Enfin, l’idéologie technocrate véhiculée par le jumeau numérique tend à numériser une part croissante du rapport de l’humain au monde. Alain Damasio s’en foule le poignet à grands coups de science-fiction. François Ruffin en agite ses sondages, assurant que le public préférerait de loin un jardin à une maison connectée. Et Ivan Illich en génère en pure perte quantité d’énergie renouvelable, à se retourner dans sa tombe.

Rencontre du deuxième seuil

Il n’est pas nouveau que Deuxfleurs apprécie Ivan Illich. Notre slogan « Fabriquons un internet convivial » fait référence à « La Convivialité » (1973), essai d’Illich sur le caractère plus ou moins émancipateur des outils. Et c’est du même livre que je tire la notion de « deuxième seuil » dont on va maintenant parler.

Prenons une définition bien large d’« outil », incluant la charue à bœufs, le moulin à aubes, la voiture individuelle, le téléphone, et enfin l’outil informatique. D’après Illich, un nouvel outil franchit un premier seuil au cours de son adoption lorsqu’il remplit l’objectif pour lequel il avait été conçu. Si l’informatique est une « Technologie de l’Information et de la Communication (TIC) », alors ce premier seuil est déjà franchi, puisque l’on peut trouver à peu près toute information sur le net, et que l’on peut communiquer numériquement et instantanément avec toute personne sur le globe.

Le « deuxième seuil », c’est celui que franchit l’outil quand il dépasse sa mission première, et se retourne contre la société qui l’a créé en constituant un « monopole radical ». L’exemple de la voiture individuelle est très parlant : après que tou⋅tes les propriétaires de voitures ont pu se déplacer plus vite et donc plus loin (premier seuil), les distances ont été rallongées pour tout le monde. La géographie des villes a été modifiée : on a éloigné une bonne partie des logements dans des habitats pavillonnaires conçus pour la voiture. En campagne, les services publics se sont éloignés : il devient difficile de trouver un médecin dans un rayon de 10km, de même pour l’École ou la Poste. À tel point, que même l’opposant⋅e farouche à l’outil voiture qui souhaitait s’en passer, se retrouve contraint d’en acheter une pour continuer à vivre dans sa maison de campagne désormais si éloignée du monde. C’est ça, le monopole radical : en franchissant le deuxième seuil, l’outil s’impose à tout le monde, causant des effets délétères aux sociétés qui l’hébergent.

Eh bien ça fait aussi un moment qu’il est franchi par l’outil informatique, ce second seuil.
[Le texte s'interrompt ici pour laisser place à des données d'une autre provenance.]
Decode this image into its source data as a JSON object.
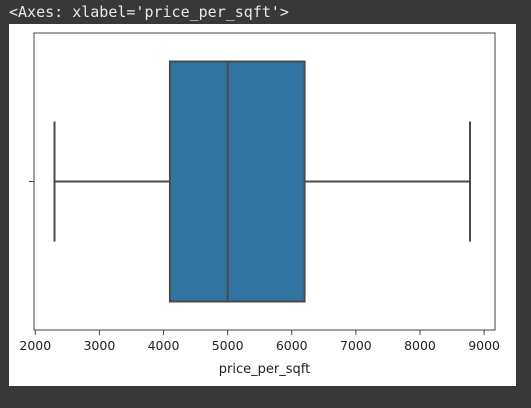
{
  "output_repr": "<Axes: xlabel='price_per_sqft'>",
  "chart_data": {
    "type": "box",
    "orientation": "horizontal",
    "xlabel": "price_per_sqft",
    "xlim": [
      1980,
      9170
    ],
    "xticks": [
      2000,
      3000,
      4000,
      5000,
      6000,
      7000,
      8000,
      9000
    ],
    "box": {
      "whisker_low": 2300,
      "q1": 4100,
      "median": 5000,
      "q3": 6200,
      "whisker_high": 8780
    },
    "colors": {
      "box_fill": "#3274a1",
      "line": "#4a4a4a"
    },
    "grid": false
  }
}
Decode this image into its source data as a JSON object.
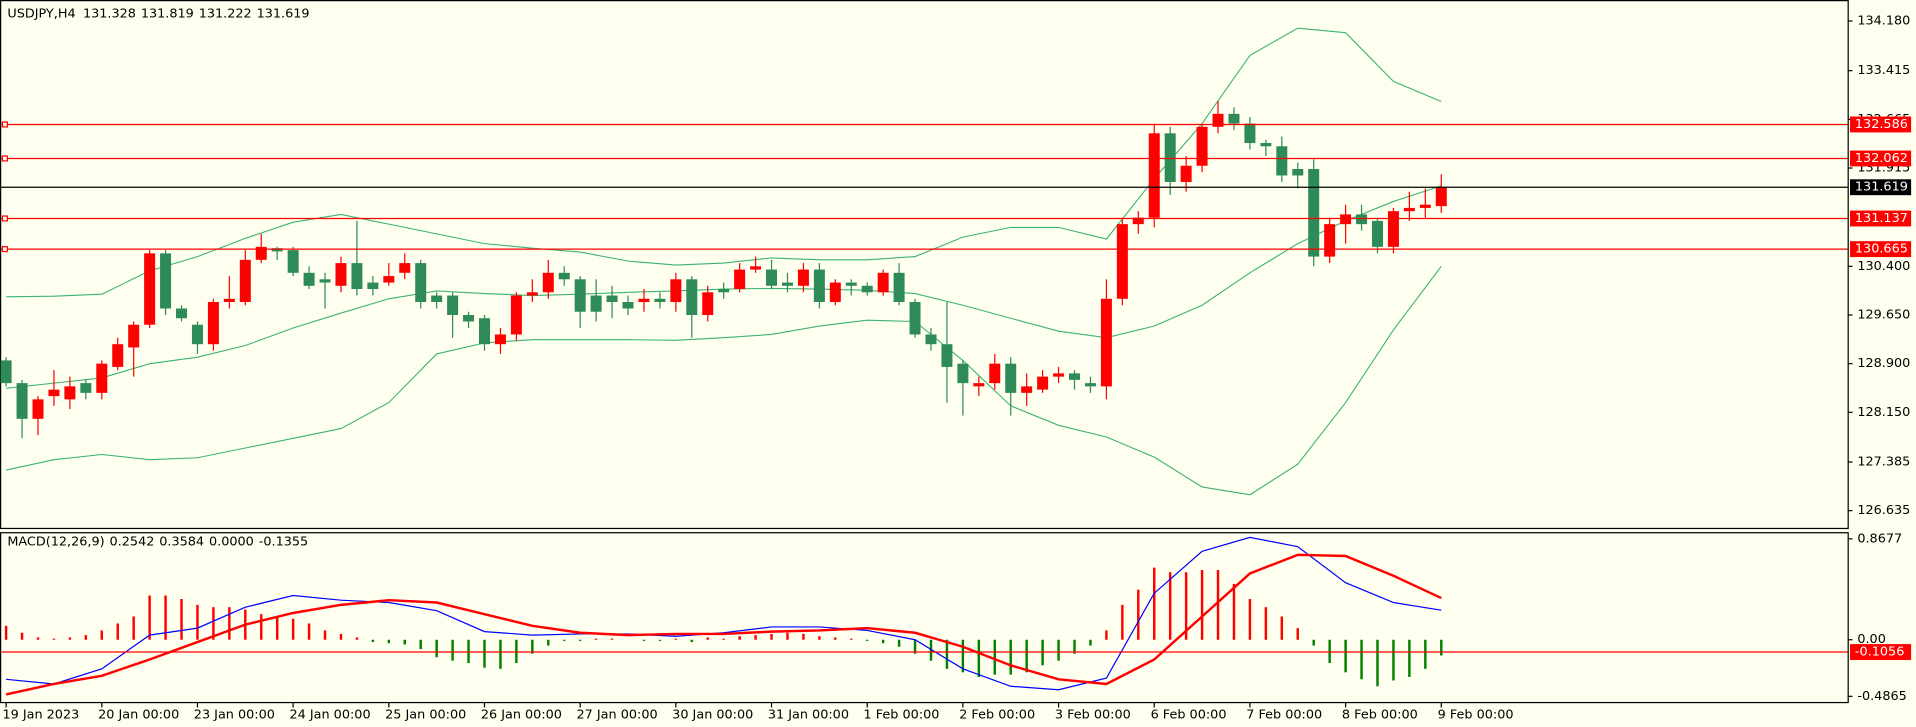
{
  "chart_data": [
    {
      "type": "candlestick",
      "symbol": "USDJPY,H4",
      "categories": [
        "19 Jan 2023",
        null,
        null,
        null,
        null,
        null,
        "20 Jan 00:00",
        null,
        null,
        null,
        null,
        null,
        "23 Jan 00:00",
        null,
        null,
        null,
        null,
        null,
        "24 Jan 00:00",
        null,
        null,
        null,
        null,
        null,
        "25 Jan 00:00",
        null,
        null,
        null,
        null,
        null,
        "26 Jan 00:00",
        null,
        null,
        null,
        null,
        null,
        "27 Jan 00:00",
        null,
        null,
        null,
        null,
        null,
        "30 Jan 00:00",
        null,
        null,
        null,
        null,
        null,
        "31 Jan 00:00",
        null,
        null,
        null,
        null,
        null,
        "1 Feb 00:00",
        null,
        null,
        null,
        null,
        null,
        "2 Feb 00:00",
        null,
        null,
        null,
        null,
        null,
        "3 Feb 00:00",
        null,
        null,
        null,
        null,
        null,
        "6 Feb 00:00",
        null,
        null,
        null,
        null,
        null,
        "7 Feb 00:00",
        null,
        null,
        null,
        null,
        null,
        "8 Feb 00:00",
        null,
        null,
        null,
        null,
        null,
        "9 Feb 00:00"
      ],
      "open": [
        128.95,
        128.6,
        128.05,
        128.4,
        128.35,
        128.6,
        128.45,
        128.85,
        129.15,
        129.5,
        130.6,
        129.75,
        129.5,
        129.2,
        129.85,
        129.85,
        130.5,
        130.68,
        130.65,
        130.3,
        130.2,
        130.1,
        130.45,
        130.15,
        130.15,
        130.3,
        130.45,
        129.95,
        129.95,
        129.65,
        129.6,
        129.2,
        129.35,
        129.95,
        130.0,
        130.3,
        130.2,
        129.95,
        129.95,
        129.85,
        129.85,
        129.9,
        129.85,
        130.2,
        129.65,
        130.05,
        130.05,
        130.35,
        130.35,
        130.15,
        130.1,
        130.35,
        129.85,
        130.15,
        130.1,
        130.0,
        130.3,
        129.85,
        129.35,
        129.2,
        128.9,
        128.55,
        128.6,
        128.9,
        128.45,
        128.5,
        128.7,
        128.75,
        128.6,
        128.55,
        129.9,
        131.05,
        131.15,
        132.45,
        131.7,
        131.95,
        132.55,
        132.75,
        132.6,
        132.3,
        132.25,
        131.9,
        131.9,
        130.55,
        131.05,
        131.2,
        131.1,
        130.7,
        131.25,
        131.3,
        131.328
      ],
      "high": [
        129.0,
        128.65,
        128.4,
        128.8,
        128.7,
        128.65,
        128.95,
        129.3,
        129.55,
        130.65,
        130.65,
        129.8,
        129.55,
        129.9,
        130.25,
        130.65,
        130.9,
        130.7,
        130.7,
        130.4,
        130.3,
        130.55,
        131.1,
        130.25,
        130.45,
        130.6,
        130.5,
        130.0,
        130.0,
        129.7,
        129.65,
        129.45,
        130.0,
        130.2,
        130.5,
        130.4,
        130.25,
        130.2,
        130.1,
        129.95,
        130.05,
        130.0,
        130.3,
        130.25,
        130.1,
        130.15,
        130.45,
        130.55,
        130.5,
        130.3,
        130.45,
        130.45,
        130.2,
        130.2,
        130.15,
        130.35,
        130.45,
        129.9,
        129.45,
        129.85,
        128.95,
        128.7,
        129.05,
        129.0,
        128.75,
        128.8,
        128.85,
        128.8,
        128.7,
        130.2,
        131.15,
        131.25,
        132.6,
        132.55,
        132.1,
        132.6,
        132.95,
        132.85,
        132.7,
        132.35,
        132.4,
        132.0,
        132.05,
        131.15,
        131.35,
        131.35,
        131.15,
        131.3,
        131.55,
        131.6,
        131.819
      ],
      "low": [
        128.55,
        127.75,
        127.8,
        128.25,
        128.2,
        128.35,
        128.35,
        128.8,
        128.7,
        129.45,
        129.65,
        129.55,
        129.05,
        129.1,
        129.75,
        129.8,
        130.45,
        130.5,
        130.25,
        130.05,
        129.75,
        130.0,
        129.95,
        129.95,
        130.1,
        130.2,
        129.75,
        129.75,
        129.3,
        129.45,
        129.1,
        129.05,
        129.25,
        129.85,
        129.9,
        130.1,
        129.45,
        129.55,
        129.6,
        129.65,
        129.7,
        129.75,
        129.7,
        129.3,
        129.55,
        129.9,
        130.0,
        130.3,
        130.05,
        130.0,
        130.0,
        129.75,
        129.8,
        129.95,
        129.95,
        129.95,
        129.8,
        129.3,
        129.1,
        128.3,
        128.1,
        128.4,
        128.5,
        128.1,
        128.25,
        128.45,
        128.6,
        128.5,
        128.45,
        128.35,
        129.8,
        130.9,
        131.0,
        131.5,
        131.55,
        131.85,
        132.45,
        132.5,
        132.2,
        132.1,
        131.7,
        131.6,
        130.4,
        130.45,
        130.75,
        130.95,
        130.6,
        130.6,
        131.1,
        131.15,
        131.222
      ],
      "close": [
        128.6,
        128.05,
        128.35,
        128.5,
        128.55,
        128.45,
        128.9,
        129.2,
        129.5,
        130.6,
        129.75,
        129.6,
        129.2,
        129.85,
        129.9,
        130.5,
        130.7,
        130.63,
        130.3,
        130.1,
        130.15,
        130.45,
        130.05,
        130.05,
        130.25,
        130.45,
        129.85,
        129.85,
        129.65,
        129.55,
        129.2,
        129.35,
        129.95,
        130.0,
        130.3,
        130.2,
        129.7,
        129.7,
        129.85,
        129.75,
        129.9,
        129.85,
        130.2,
        129.65,
        130.0,
        130.0,
        130.35,
        130.4,
        130.1,
        130.1,
        130.35,
        129.85,
        130.15,
        130.1,
        130.0,
        130.3,
        129.85,
        129.35,
        129.2,
        128.85,
        128.6,
        128.6,
        128.9,
        128.45,
        128.55,
        128.7,
        128.75,
        128.65,
        128.55,
        129.9,
        131.05,
        131.15,
        132.45,
        131.7,
        131.95,
        132.55,
        132.75,
        132.6,
        132.3,
        132.25,
        131.8,
        131.8,
        130.55,
        131.05,
        131.2,
        131.05,
        130.7,
        131.25,
        131.3,
        131.35,
        131.619
      ],
      "up_color": "#ff0000",
      "down_color": "#2e8b57",
      "bands": {
        "color": "#3cb371",
        "x": [
          0,
          3,
          6,
          9,
          12,
          15,
          18,
          21,
          24,
          27,
          30,
          33,
          36,
          39,
          42,
          45,
          48,
          51,
          54,
          57,
          60,
          63,
          66,
          69,
          72,
          75,
          78,
          81,
          84,
          87,
          90
        ],
        "upper": [
          129.93,
          129.94,
          129.97,
          130.33,
          130.55,
          130.83,
          131.08,
          131.2,
          131.05,
          130.9,
          130.75,
          130.68,
          130.62,
          130.48,
          130.42,
          130.45,
          130.53,
          130.5,
          130.5,
          130.55,
          130.85,
          131.0,
          131.0,
          130.82,
          131.75,
          132.6,
          133.65,
          134.07,
          134.0,
          133.25,
          132.94
        ],
        "middle": [
          128.52,
          128.6,
          128.68,
          128.9,
          129.0,
          129.18,
          129.45,
          129.68,
          129.9,
          130.02,
          129.98,
          129.95,
          129.97,
          130.0,
          130.02,
          130.05,
          130.06,
          130.05,
          130.03,
          129.98,
          129.8,
          129.6,
          129.4,
          129.3,
          129.48,
          129.8,
          130.3,
          130.75,
          131.1,
          131.4,
          131.64
        ],
        "lower": [
          127.26,
          127.42,
          127.5,
          127.42,
          127.45,
          127.6,
          127.75,
          127.9,
          128.3,
          129.05,
          129.22,
          129.27,
          129.27,
          129.27,
          129.26,
          129.3,
          129.35,
          129.48,
          129.57,
          129.55,
          128.95,
          128.25,
          127.95,
          127.77,
          127.46,
          127.0,
          126.88,
          127.35,
          128.3,
          129.42,
          130.4
        ]
      },
      "levels": [
        132.586,
        132.062,
        131.137,
        130.665
      ],
      "level_color": "#ff0000",
      "ylim": [
        126.37,
        134.41
      ],
      "yticks": [
        {
          "value": 134.18,
          "label": "134.180"
        },
        {
          "value": 133.415,
          "label": "133.415"
        },
        {
          "value": 132.665,
          "label": "132.665"
        },
        {
          "value": 131.915,
          "label": "131.915"
        },
        {
          "value": 130.4,
          "label": "130.400"
        },
        {
          "value": 129.65,
          "label": "129.650"
        },
        {
          "value": 128.9,
          "label": "128.900"
        },
        {
          "value": 128.15,
          "label": "128.150"
        },
        {
          "value": 127.385,
          "label": "127.385"
        },
        {
          "value": 126.635,
          "label": "126.635"
        }
      ]
    },
    {
      "type": "macd",
      "title": "MACD(12,26,9)",
      "readout": {
        "value": 0,
        "label": "0.0000"
      },
      "histogram": [
        0.12,
        0.06,
        0.02,
        0.01,
        0.02,
        0.04,
        0.08,
        0.14,
        0.2,
        0.38,
        0.38,
        0.35,
        0.3,
        0.28,
        0.28,
        0.26,
        0.22,
        0.2,
        0.18,
        0.14,
        0.08,
        0.05,
        0.02,
        -0.02,
        -0.03,
        -0.04,
        -0.08,
        -0.15,
        -0.18,
        -0.2,
        -0.24,
        -0.25,
        -0.2,
        -0.12,
        -0.05,
        -0.01,
        -0.01,
        0.01,
        0.01,
        0,
        -0.01,
        -0.01,
        0.01,
        -0.02,
        0.02,
        0.01,
        0.03,
        0.04,
        0.05,
        0.06,
        0.05,
        0.03,
        0.02,
        0.01,
        -0.01,
        -0.03,
        -0.06,
        -0.12,
        -0.18,
        -0.25,
        -0.28,
        -0.32,
        -0.3,
        -0.3,
        -0.28,
        -0.22,
        -0.18,
        -0.12,
        -0.05,
        0.08,
        0.3,
        0.43,
        0.62,
        0.58,
        0.58,
        0.6,
        0.6,
        0.48,
        0.35,
        0.28,
        0.2,
        0.1,
        -0.05,
        -0.2,
        -0.28,
        -0.34,
        -0.4,
        -0.35,
        -0.32,
        -0.25,
        -0.1355
      ],
      "up_color": "#ff0000",
      "down_color": "#008000",
      "main": {
        "color": "#0000ff",
        "x": [
          0,
          3,
          6,
          9,
          12,
          15,
          18,
          21,
          24,
          27,
          30,
          33,
          36,
          39,
          42,
          45,
          48,
          51,
          54,
          57,
          60,
          63,
          66,
          69,
          72,
          75,
          78,
          81,
          84,
          87,
          90
        ],
        "values": [
          -0.34,
          -0.38,
          -0.25,
          0.04,
          0.1,
          0.28,
          0.38,
          0.34,
          0.32,
          0.25,
          0.07,
          0.04,
          0.05,
          0.05,
          0.03,
          0.06,
          0.11,
          0.11,
          0.08,
          0,
          -0.25,
          -0.4,
          -0.43,
          -0.33,
          0.4,
          0.76,
          0.88,
          0.8,
          0.49,
          0.32,
          0.2542
        ]
      },
      "signal": {
        "color": "#ff0000",
        "x": [
          0,
          3,
          6,
          9,
          12,
          15,
          18,
          21,
          24,
          27,
          30,
          33,
          36,
          39,
          42,
          45,
          48,
          51,
          54,
          57,
          60,
          63,
          66,
          69,
          72,
          75,
          78,
          81,
          84,
          87,
          90
        ],
        "values": [
          -0.47,
          -0.38,
          -0.31,
          -0.17,
          -0.02,
          0.13,
          0.23,
          0.3,
          0.34,
          0.32,
          0.22,
          0.12,
          0.06,
          0.04,
          0.05,
          0.05,
          0.07,
          0.08,
          0.1,
          0.06,
          -0.06,
          -0.22,
          -0.34,
          -0.38,
          -0.17,
          0.2,
          0.57,
          0.73,
          0.72,
          0.55,
          0.3584
        ]
      },
      "level": -0.1056,
      "level_color": "#ff0000",
      "ylim": [
        -0.54,
        0.92
      ],
      "yticks": [
        0.8677,
        {
          "value": 0,
          "label": "0.00"
        },
        -0.4865
      ]
    }
  ]
}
Le smartphone est passé en 15 ans du gadget de riche, à un outil indispensable pour vivre en communauté : intermédiaire privilégié pour la navigation dans une ville inconnue ou en train, nécessaire pour valider toute opération bancaire. De nombreux services publics ne s’utilisent désormais quasiment qu’en ligne : impôts, CAF, Pôle Emploi… De manière générale, c’est le guichet physique et son agent⋅e humain⋅e qui ont globalement été remplacés par le service en ligne.

Les réfractaires trouveront encore à dire « Faux ! J’utilise encore une carte routière. » ou « J’ai bataillé avec ma banque pour en conserver un usage traditionnel. » Soit. Cela fait d’elleux les opposant⋅es à la voiture dans l’historique de son monopole radical, et je souhaite vivement qu’iels puissent continuer à faire exister leurs usages, et même qu’ils se multiplient. Car le problème n’est pas qu’on puisse trouver des horaires de bus sur une application de navigation ; le problème survient quand il n’existe plus que cette option.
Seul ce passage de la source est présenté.